Obama to discuss Gulf security at GCC Summit

Sunday 17/04/2016
File picture showing Obama hosting GCC leaders at Camp David

WASHINGTON - As US President Barack Obama prepares to at­tend the Gulf Coop­eration Council (GCC) summit to signal his commitment to America’s long-time Gulf Arab allies, his com­ments to Jeffrey Goldberg in an Atlantic magazine interview echo hauntingly.
The Saudis need to “share” the Middle East with Iran, Obama told Goldberg: “The competition between the Saudis and the Ira­nians… requires us to say to our friends as well as to the Iranians that they need to find an effective way to share the neighbourhood and institute some sort of cold peace.”
Obama was quick to add that the United States would never throw its allies “overboard” in favour of Iran. However, the damage had been done and only confirmed to many Gulf Arabs that the Obama administration, even in its final months, was promoting a hands-off policy that future administra­tions might be reluctant to change while popular support for US activ­ism overseas remains low.
But Obama’s bluntness — a per­sonal characteristic that often riles opponents — should not be cause to dismiss the substance of his re­marks. What Obama is essentially saying is: If your choices are all-out war, endless proxy wars or a “cold peace”, maybe you should consid­er option number three.
This is exactly what the United States and the Soviet Union did in the 1960s. Following the Cuban missile crisis in 1962 — arguably the closest the world ever came to nuclear war — Washington and Moscow began a concerted effort to transform their rivalry into a managed conflict, indeed, a “cold peace”.
Proxy wars — often driven by the manipulations of local actors — continued in Vietnam, Angola, Cen­tral America and eventually Af­ghanistan. But there were “rules” to these wars that ensured they would not escalate too far. And af­ter Vietnam, US president Richard Nixon undertook his détente strat­egy to engage with the Soviet Un­ion through a series of agreements on arms control, commercial rela­tions and societal contacts.
One institution that evolved out of détente (and was initially a So­viet suggestion) was the Confer­ence on Security and Co-operation in Europe (CSCE). At its core, CSCE was a crisis-prevention, tension-reduction organisation. It provided a forum for maintaining dialogue, preventing misunderstandings and pursuing avenues of potential cooperation.
The CSCE did not end the Cold War but it contributed consider­ably to preventing it from becom­ing a hot war. The idea of creating a similar security architecture for the Gulf was being vetted even be­fore Obama’s Atlantic interview.
In July 2015, two scholars at Germany’s Bertelsmann Stiftung foundation published a report call­ing for a Gulf version of the CSCE, which they proposed should in­clude the six GCC states plus Iran and Iraq.
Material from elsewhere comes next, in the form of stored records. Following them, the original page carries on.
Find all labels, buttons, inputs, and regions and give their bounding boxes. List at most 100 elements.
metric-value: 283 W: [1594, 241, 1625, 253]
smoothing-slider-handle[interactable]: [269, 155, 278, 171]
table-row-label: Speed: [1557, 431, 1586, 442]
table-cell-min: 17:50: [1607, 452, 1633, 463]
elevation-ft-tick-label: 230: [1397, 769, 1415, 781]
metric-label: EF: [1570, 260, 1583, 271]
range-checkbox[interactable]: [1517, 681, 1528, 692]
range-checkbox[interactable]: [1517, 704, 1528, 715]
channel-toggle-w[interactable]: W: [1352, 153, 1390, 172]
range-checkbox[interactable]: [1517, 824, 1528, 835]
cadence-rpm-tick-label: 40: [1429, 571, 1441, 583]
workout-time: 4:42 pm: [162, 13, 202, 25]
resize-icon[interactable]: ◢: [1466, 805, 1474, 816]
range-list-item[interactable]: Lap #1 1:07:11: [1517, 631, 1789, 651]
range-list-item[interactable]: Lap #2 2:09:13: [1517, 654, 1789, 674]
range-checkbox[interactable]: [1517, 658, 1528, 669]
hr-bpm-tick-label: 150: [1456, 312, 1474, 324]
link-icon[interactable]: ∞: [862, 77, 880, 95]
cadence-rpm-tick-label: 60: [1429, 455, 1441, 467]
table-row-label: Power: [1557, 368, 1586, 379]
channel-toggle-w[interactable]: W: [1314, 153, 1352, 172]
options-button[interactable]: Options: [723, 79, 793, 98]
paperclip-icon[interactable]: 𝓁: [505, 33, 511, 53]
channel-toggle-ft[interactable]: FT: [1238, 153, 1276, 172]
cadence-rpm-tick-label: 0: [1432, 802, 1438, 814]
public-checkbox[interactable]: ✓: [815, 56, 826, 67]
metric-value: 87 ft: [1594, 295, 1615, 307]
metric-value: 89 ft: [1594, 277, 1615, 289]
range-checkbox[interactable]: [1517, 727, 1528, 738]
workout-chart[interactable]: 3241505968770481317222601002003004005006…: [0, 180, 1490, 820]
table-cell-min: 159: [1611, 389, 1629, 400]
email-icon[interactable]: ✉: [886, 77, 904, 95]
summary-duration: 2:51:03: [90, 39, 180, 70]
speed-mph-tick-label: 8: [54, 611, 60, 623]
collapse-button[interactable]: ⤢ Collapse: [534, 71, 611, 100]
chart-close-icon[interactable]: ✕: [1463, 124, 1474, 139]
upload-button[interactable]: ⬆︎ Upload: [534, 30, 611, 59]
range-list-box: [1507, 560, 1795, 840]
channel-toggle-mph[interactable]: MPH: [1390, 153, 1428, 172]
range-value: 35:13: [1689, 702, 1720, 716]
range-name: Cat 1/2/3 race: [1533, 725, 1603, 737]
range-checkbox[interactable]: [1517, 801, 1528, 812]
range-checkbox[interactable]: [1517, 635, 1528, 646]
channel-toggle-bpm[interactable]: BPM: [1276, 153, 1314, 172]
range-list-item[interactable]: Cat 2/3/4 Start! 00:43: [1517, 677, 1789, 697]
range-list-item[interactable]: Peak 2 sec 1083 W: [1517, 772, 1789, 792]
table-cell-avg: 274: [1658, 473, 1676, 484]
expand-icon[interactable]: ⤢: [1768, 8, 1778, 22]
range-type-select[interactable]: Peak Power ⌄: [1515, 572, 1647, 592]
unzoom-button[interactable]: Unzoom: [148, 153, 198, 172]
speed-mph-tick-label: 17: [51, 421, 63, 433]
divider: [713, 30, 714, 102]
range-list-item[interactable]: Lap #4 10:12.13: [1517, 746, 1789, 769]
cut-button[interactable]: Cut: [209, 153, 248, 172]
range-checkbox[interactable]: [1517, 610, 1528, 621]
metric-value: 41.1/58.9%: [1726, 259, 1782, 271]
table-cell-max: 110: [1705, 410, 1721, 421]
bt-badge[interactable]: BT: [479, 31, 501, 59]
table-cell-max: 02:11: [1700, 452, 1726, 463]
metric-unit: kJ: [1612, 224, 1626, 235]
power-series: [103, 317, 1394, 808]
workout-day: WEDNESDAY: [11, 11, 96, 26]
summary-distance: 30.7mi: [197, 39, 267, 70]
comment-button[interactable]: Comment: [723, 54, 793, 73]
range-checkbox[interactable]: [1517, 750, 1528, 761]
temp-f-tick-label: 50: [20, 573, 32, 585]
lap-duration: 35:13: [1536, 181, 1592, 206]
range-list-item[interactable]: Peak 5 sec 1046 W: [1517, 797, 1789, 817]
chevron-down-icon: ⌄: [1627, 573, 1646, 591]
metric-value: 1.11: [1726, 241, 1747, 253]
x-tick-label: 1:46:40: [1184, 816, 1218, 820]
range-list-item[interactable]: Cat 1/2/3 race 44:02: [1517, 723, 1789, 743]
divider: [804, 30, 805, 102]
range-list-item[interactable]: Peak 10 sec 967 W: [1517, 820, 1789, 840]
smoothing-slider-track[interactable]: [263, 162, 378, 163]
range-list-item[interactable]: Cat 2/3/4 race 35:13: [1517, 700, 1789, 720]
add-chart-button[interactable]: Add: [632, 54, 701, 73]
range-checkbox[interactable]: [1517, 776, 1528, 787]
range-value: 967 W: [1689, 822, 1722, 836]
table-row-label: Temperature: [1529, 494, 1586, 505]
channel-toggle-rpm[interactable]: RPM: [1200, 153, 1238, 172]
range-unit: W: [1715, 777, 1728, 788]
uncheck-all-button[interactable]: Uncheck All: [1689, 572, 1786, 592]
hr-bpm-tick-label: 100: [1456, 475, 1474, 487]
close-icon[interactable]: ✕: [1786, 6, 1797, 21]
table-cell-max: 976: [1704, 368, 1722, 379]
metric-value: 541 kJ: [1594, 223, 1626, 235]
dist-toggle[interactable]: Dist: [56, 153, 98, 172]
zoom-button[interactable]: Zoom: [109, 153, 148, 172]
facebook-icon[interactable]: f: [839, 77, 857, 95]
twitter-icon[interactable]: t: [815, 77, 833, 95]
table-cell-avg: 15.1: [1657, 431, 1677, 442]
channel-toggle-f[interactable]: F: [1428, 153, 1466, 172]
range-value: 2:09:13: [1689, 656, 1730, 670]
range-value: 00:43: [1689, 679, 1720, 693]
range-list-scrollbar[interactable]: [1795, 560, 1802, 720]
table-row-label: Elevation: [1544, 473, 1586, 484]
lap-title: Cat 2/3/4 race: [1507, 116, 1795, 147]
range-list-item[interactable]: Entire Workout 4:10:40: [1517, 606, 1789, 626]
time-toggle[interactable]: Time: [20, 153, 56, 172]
“Without a comprehensive dip­lomatic initiative, the downward spiral of violence threatens to con­tinue unabated… a Gulf CSCE can function as a kind of diplomatic and political safety net,” the report concluded.
In October 2015, two senior scholars at Washington’s Carn­egie Endowment for International Peace published a policy paper that called for active participation by the United States and other powers in a new Gulf security or­ganisation.
It suggested that “to give this initiative a boost, a senior US of­ficial — the president or the sec­retary of state — should articulate a long-term security, political and economic vision for the Gulf that includes a more effective regional security organisation.” This sug­gestion may have found its way into Obama’s briefing book for his forthcoming trip.
Most recently, the Brookings In­stitution think-tank in Washing­ton issued the report of a working group that was led by former sec­retary of State Madeleine Albright and former National Security Council director Stephen Hadley. It, too, invoked the CSCE model for the Gulf and, like the Carnegie report, called for an active role by the United States to bring it about.
One of the most interesting ap­peals for a new Gulf security struc­ture was made by the Institute for Peace and Conflict Studies in New Delhi. It is interesting because it calls for the involvement not only of the P5+1 countries that negoti­ated the Iran nuclear deal, but also of India, South Korea, Japan and Indonesia — all countries that rely heavily on Gulf oil and thus on Gulf peace.
Let us hope that the Indian appeal also makes its way into Obama’s briefing book as a re­minder that even under a “pivot to Asia” as his administration stated it wanted to do, the path eventu­ally returns to the Middle East.
It is easy for the president to say, offhandedly, that Gulf Arabs and Iran need to “share the neighbour­hood”. The hard part is building a security structure that achieves this goal without sacrificing US al­lies’ interests. This will require ac­tive US engagement in the process as well as a firm commitment to its allies’ defence — two pledges Obama should make at the GCC summit.